Konferansa konuşmacı olarak katılan Çanakkale Onsekiz Mart Üniversitesi Öğretim Üyesi ve Çayönü Tepesi Kazı Başkanı Doç. Dr. Savaş Sarıaltun, bölgedeki kazı çalışmalarının bugüne kadar ulaştığı arkeolojik verileri ve Neolitik döneme dair ortaya çıkan çarpıcı bulguları paylaştı.
“Çayönü, tarımın ve yerleşik hayatın izlerini barındırıyor”
Doç. Dr. Sarıaltun sunumunda, Mardin, Diyarbakır ve çevresindeki kazı alanlarının tarih öncesi toplumsal yapıların anlaşılması açısından büyük önem taşıdığını vurguladı. Sarıaltun, Çayönü kazılarında ortaya çıkan mimari düzen, tarım araçları ve ritüel alanlara dair kalıntıların, insanlık tarihindeki geçiş dönemlerini net biçimde gözler önüne serdiğini ifade etti.
“Çayönü Tepesi, sadece bir yerleşim alanı değil, aynı zamanda tarım devriminin, evcilleştirmenin, toplumsallaşmanın ve ilk yerleşik hayatın simgesi olan bir merkezdir. Burada elde edilen bulgular, avcı-toplayıcı toplumdan tarıma dayalı köy yaşamına geçişin somut izlerini taşımaktadır” dedi.

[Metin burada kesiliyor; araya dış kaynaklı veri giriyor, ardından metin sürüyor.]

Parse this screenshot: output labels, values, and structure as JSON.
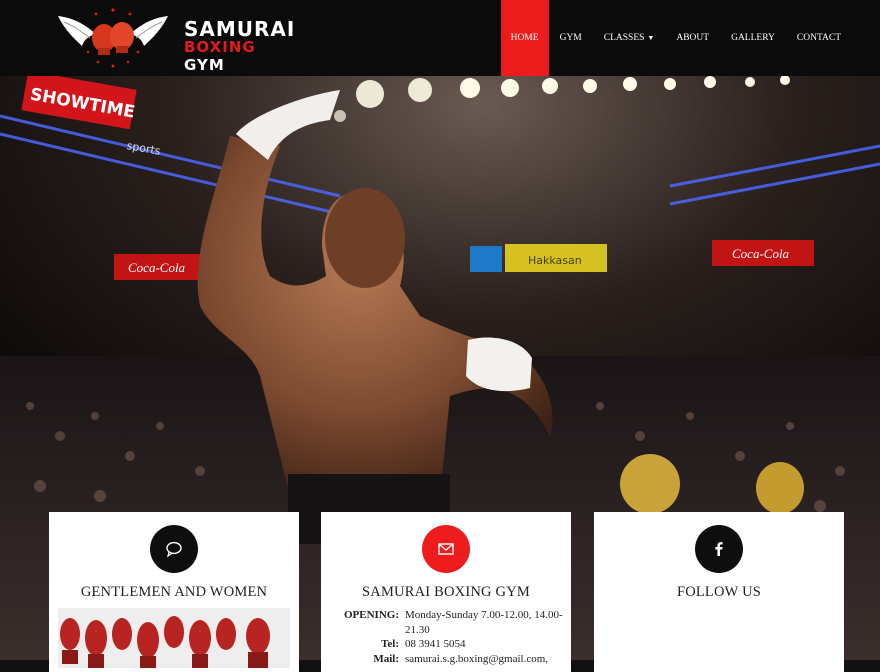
{
  "brand": {
    "line1": "SAMURAI",
    "line2_word1": "BOXING",
    "line2_word2": "GYM"
  },
  "nav": {
    "items": [
      {
        "label": "HOME",
        "active": true
      },
      {
        "label": "GYM"
      },
      {
        "label": "CLASSES",
        "has_dropdown": true
      },
      {
        "label": "ABOUT"
      },
      {
        "label": "GALLERY"
      },
      {
        "label": "CONTACT"
      }
    ]
  },
  "hero": {
    "signs": {
      "showtime": "SHOWTIME",
      "sports": "sports",
      "coke_left": "Coca-Cola",
      "hakkasan": "Hakkasan",
      "coke_right": "Coca-Cola"
    }
  },
  "cards": [
    {
      "title": "GENTLEMEN AND WOMEN",
      "icon": "speech-bubble-icon"
    },
    {
      "title": "SAMURAI BOXING GYM",
      "icon": "envelope-icon",
      "info": {
        "opening_key": "OPENING:",
        "opening_val": "Monday-Sunday 7.00-12.00, 14.00-21.30",
        "tel_key": "Tel:",
        "tel_val": "08 3941 5054",
        "mail_key": "Mail:",
        "mail_val": "samurai.s.g.boxing@gmail.com,"
      }
    },
    {
      "title": "FOLLOW US",
      "icon": "facebook-icon"
    }
  ],
  "colors": {
    "accent": "#ed1c1c",
    "header_bg": "#0b0b0b",
    "card_bg": "#ffffff"
  }
}
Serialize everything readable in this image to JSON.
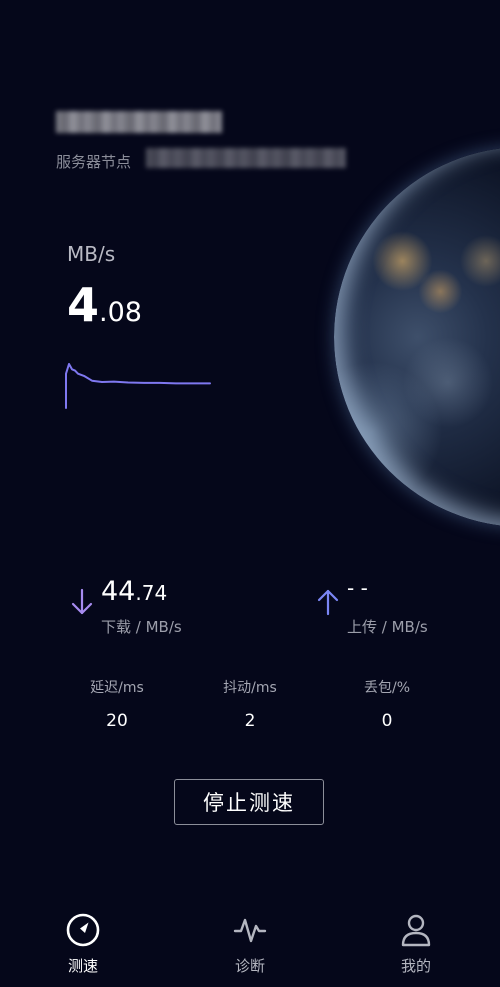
{
  "server": {
    "node_label": "服务器节点"
  },
  "speed": {
    "unit": "MB/s",
    "integer": "4",
    "decimal": ".08",
    "graph_points": [
      0.78,
      1.0,
      0.88,
      0.85,
      0.78,
      0.73,
      0.62,
      0.59,
      0.6,
      0.58,
      0.57,
      0.57,
      0.56,
      0.56,
      0.56
    ]
  },
  "download": {
    "integer": "44",
    "decimal": ".74",
    "label": "下载 / MB/s"
  },
  "upload": {
    "value": "- -",
    "label": "上传 / MB/s"
  },
  "stats": {
    "latency": {
      "label": "延迟/ms",
      "value": "20"
    },
    "jitter": {
      "label": "抖动/ms",
      "value": "2"
    },
    "loss": {
      "label": "丢包/%",
      "value": "0"
    }
  },
  "stop_button": {
    "label": "停止测速"
  },
  "nav": {
    "speed": "测速",
    "diagnose": "诊断",
    "mine": "我的"
  },
  "colors": {
    "accent": "#7f78f0",
    "download_arrow": "#a78bf0",
    "upload_arrow": "#7b86f5",
    "background": "#05071a"
  },
  "icons": {
    "speed": "speedometer-icon",
    "diagnose": "pulse-icon",
    "mine": "user-icon"
  }
}
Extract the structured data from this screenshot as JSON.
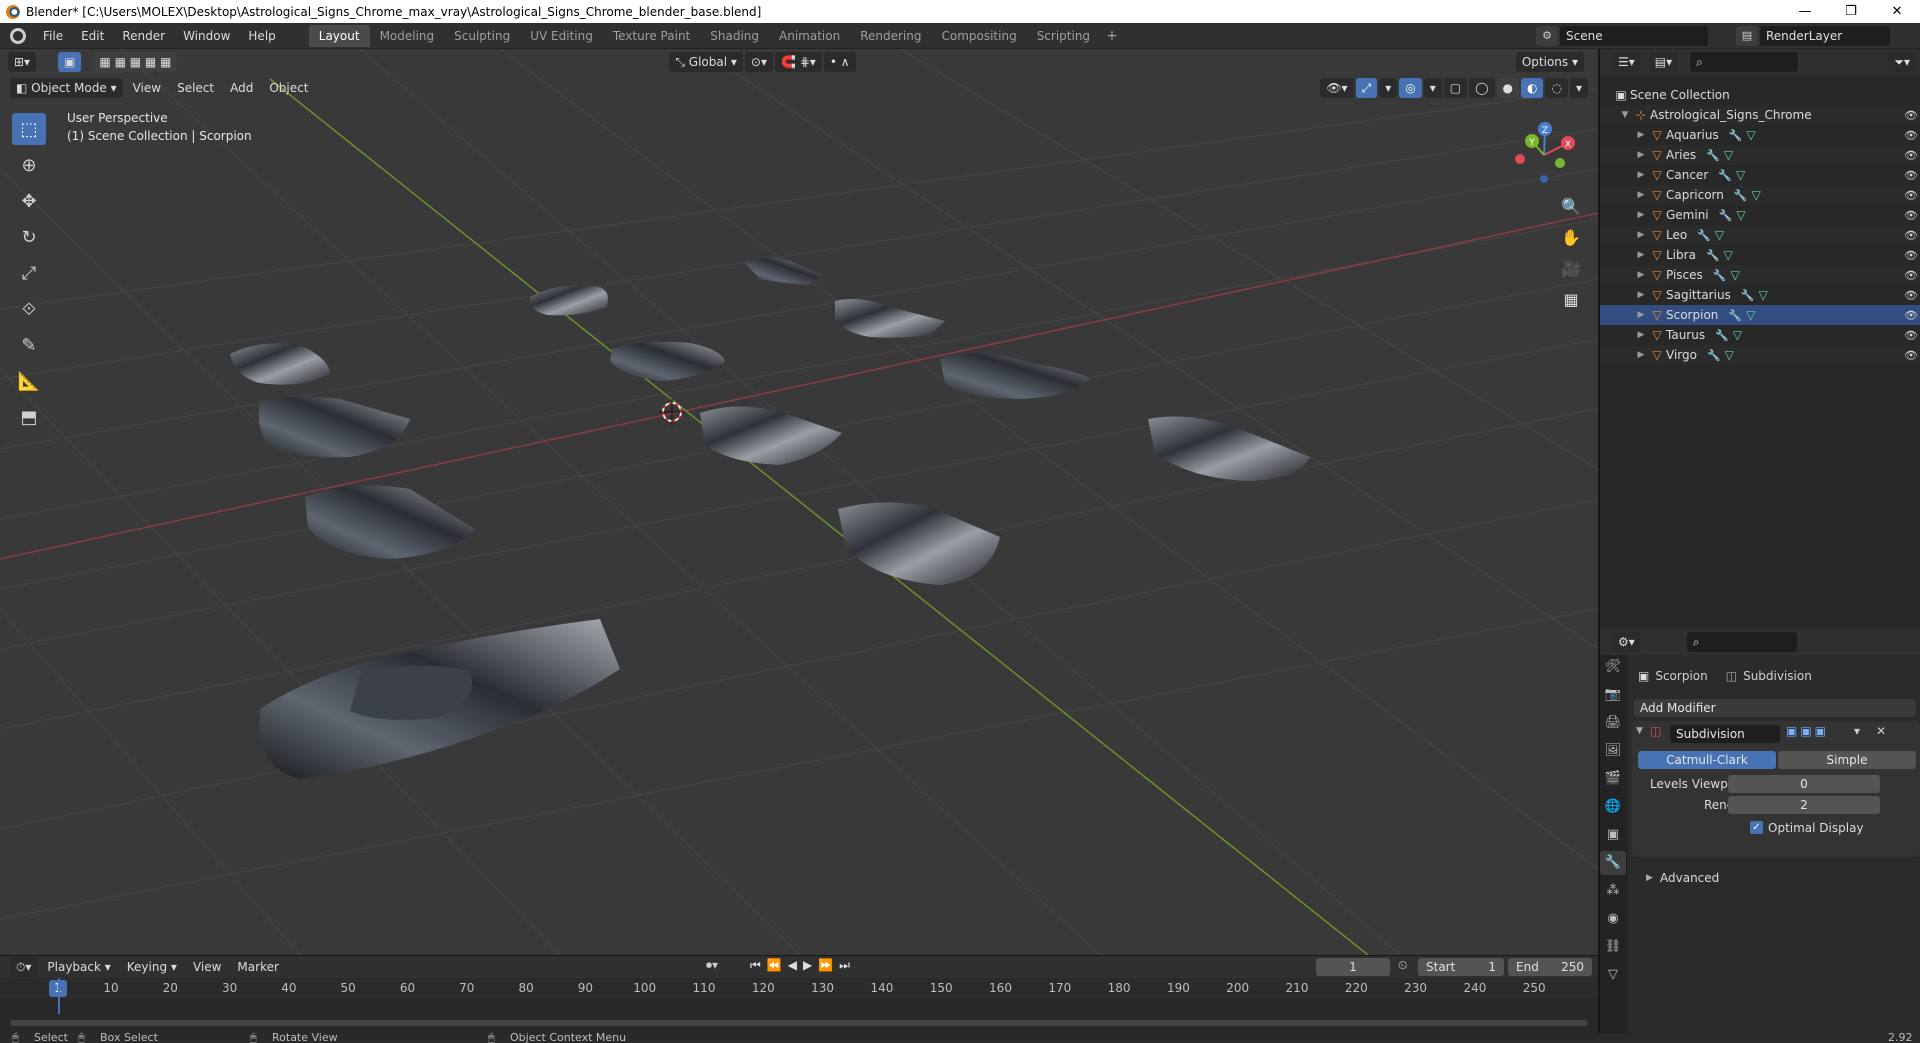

Öğrencilerden yoğun ilgi, akademik tartışmalar öne çıktı
Konferans boyunca hem arkeoloji öğrencilerinin hem de farklı disiplinlerden katılan dinleyicilerin sorularını yanıtlayan Doç. Dr. Sarıaltun, Çayönü’nün kültürel ve bilimsel mirasının yalnızca bölgesel değil, evrensel boyutta önemli bir değer olduğunu belirtti.
Katılımcılar, Çayönü kazılarının yalnızca arkeolojik değil, aynı zamanda antropolojik ve toplumsal okumalar için de önemli bir kaynak sunduğunu dile getirdi.
Etkinlik belge takdimi ile sona erdi
Konferans sonunda, Adıyaman Üniversitesi Arkeoloji Topluluğu tarafından Doç. Dr. Savaş Sarıaltun’a katkılarından dolayı teşekkür belgesi takdim edildi. Etkinlik, hatıra fotoğraflarının çekilmesiyle sona erdi.
Üniversite yönetimi, bu tür bilimsel etkinliklerin hem öğrencilere ilham verdiğini hem de akademik bilgi üretimine katkı sunduğunu belirterek, arkeoloji alanında düzenlenecek yeni etkinliklerin süreceğini ifade etti.